My full moon hike

For a large part of my life, I’ve enjoyed doing fun and/or adventurous activities on nights with the full moon: sailing, skiing, swimming in the sea back Europe, hiking, or long walks at the beach along the ocean in California. 

Since moving to Colorado I had only gone for a few full moon walks in the open space near where I lived — nice but nothing much, not really comparable to what I used to do. 

During the holidays this past December, spurred partly by the mild winter we’re getting and partly, to be honest, by my big crush on the gay climber, I decided to go on a night hike for the first full moon of the New Year and I suggested it to the gay climber who had never done anything like that & accepted the invitation enthusiastically. 

So on Saturday, 3rd January, we went for an 8-mile hike on a trail I had recently discovered and which had quickly become one of my favorites. It was lovely. We hiked for nearly three hours on a clear, mild night, with no need for headlamps, the moonlight so full and bright. It felt good, even magical to me. But after the gay climber’s painful rejection of me as anything more than a platonic friend last Thursday, I needed to reclaim the full moon hike for myself. 

I did so last night, taking advantage of another mild, and relatively clear, evening. I only did half of the hike since I had run over 10km yesterday afternoon, but it was still lovely. And it was all mine: my trail, my moonlight, my night, my experience. My own passion, my habit for full-moon activities, yet another of my own rituals being reclaimed by me again. 

For the first two-thirds of the hike, the full moon was covered by a relatively thin layer of clouds so I had to use my headlamp for the first half-mile or so, in order to make sure I didn’t go off trail at the beginning. But then, I switched off my headlamp and let my eyes adjust to the relative darkness, to the delicate, almost ghostly light.
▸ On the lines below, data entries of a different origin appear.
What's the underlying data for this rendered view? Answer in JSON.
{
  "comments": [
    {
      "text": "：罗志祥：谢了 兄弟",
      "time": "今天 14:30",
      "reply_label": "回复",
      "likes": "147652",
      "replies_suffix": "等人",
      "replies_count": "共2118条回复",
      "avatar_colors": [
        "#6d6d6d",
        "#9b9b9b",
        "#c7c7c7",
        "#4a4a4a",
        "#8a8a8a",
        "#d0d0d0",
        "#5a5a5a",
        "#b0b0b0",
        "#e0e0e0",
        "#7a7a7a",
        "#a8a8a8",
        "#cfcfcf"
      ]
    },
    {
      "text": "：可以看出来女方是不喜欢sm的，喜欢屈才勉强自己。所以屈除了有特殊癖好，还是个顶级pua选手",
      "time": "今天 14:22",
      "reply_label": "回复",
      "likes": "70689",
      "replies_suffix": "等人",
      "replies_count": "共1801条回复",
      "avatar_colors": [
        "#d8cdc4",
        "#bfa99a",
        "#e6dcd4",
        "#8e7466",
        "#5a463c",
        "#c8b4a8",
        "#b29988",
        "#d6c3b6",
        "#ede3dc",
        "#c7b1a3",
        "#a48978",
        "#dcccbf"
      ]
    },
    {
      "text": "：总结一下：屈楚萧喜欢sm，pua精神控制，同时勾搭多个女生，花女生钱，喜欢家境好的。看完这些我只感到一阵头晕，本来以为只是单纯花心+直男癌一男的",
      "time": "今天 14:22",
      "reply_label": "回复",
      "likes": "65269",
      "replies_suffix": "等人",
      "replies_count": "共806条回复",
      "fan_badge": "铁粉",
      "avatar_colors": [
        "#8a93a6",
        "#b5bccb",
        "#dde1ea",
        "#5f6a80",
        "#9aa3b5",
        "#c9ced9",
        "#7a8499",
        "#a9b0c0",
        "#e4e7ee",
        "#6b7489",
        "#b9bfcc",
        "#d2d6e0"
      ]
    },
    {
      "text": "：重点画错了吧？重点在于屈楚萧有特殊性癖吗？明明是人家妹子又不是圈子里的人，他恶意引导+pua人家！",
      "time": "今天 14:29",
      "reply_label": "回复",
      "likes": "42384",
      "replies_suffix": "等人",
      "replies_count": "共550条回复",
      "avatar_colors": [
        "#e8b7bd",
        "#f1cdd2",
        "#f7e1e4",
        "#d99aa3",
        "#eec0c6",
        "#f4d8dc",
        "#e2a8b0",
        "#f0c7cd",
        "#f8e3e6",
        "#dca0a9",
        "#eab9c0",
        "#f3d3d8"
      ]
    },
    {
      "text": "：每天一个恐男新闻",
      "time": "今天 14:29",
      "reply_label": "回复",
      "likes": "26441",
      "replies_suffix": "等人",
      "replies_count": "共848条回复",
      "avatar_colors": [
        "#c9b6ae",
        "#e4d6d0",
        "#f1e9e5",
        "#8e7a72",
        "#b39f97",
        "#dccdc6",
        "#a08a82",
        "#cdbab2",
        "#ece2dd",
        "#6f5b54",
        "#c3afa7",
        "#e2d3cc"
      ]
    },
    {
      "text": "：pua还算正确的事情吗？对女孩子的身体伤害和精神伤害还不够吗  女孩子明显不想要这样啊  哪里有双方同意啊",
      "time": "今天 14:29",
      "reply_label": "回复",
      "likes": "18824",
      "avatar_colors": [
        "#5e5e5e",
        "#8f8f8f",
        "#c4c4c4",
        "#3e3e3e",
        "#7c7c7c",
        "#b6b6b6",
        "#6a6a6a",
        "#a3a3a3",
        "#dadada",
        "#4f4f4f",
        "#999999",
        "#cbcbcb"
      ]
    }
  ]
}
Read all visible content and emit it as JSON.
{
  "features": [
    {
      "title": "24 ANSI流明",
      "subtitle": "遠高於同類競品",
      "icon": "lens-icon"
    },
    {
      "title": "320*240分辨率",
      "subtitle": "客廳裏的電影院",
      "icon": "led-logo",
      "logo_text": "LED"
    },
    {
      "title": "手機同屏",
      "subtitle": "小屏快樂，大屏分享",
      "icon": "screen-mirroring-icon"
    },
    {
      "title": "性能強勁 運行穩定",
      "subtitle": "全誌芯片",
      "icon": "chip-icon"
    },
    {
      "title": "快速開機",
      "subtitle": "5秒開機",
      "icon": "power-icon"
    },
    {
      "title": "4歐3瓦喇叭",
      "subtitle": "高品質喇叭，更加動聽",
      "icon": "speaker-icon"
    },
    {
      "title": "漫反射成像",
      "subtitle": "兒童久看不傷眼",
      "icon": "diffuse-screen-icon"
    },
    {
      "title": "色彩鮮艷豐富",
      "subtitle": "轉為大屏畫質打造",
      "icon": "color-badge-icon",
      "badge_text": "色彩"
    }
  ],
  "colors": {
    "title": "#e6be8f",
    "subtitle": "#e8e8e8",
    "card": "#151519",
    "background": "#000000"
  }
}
It was a mild night, more than I had expected it to be, so I had to stop and remove a layer. As I hiked along the ridge, I could feel my heart thumping and realized I was walking really fast. “Slow down, no need to rush”, I told myself. And then, once my eyes had adjusted to the semi-darkness and my emotions had settled into being out in nature alone at night, I started taking in my surroundings, noticing everything: every little rock on the path, the boulders on the hillside, the stars in the part of sky that wasn’t covered by clouds, the sound of distant traffic, the lights of the planes coming in further southeast. Being alone made everything sharper, everything more clear and detailed than when I had hiked with the gay climber. Because it was just me: just me and the trail, just me and the full moon, just me on this night reclaiming one of my favorite places, one of my favorite activities, another important part of my identity. 

And then, for the last mile or so, the moon finally came out of the clouds and everything was bathed in such bright light that it felt like day. I could see my shadow stark against the path, outlined against the hillside, and everything as clear as if a spotlight had been shining. And maybe, for me, it was shining. A spotlight back on my life, on what is mine and belongs to me deep down inside and is independent of any crush. 

I cannot have the relationship I was hoping for with the gay climber but I can have my places, my rituals, my full moon activities. I can give space to, hold onto, and enjoy all the important parts of my identity, including my full-moon adventures, even if I’m by myself. And I know that by reclaiming one of my places, one of my rituals, one of the activities that define my multifaceted identity last night I started my journey of healing from the pain of this most recent rejection.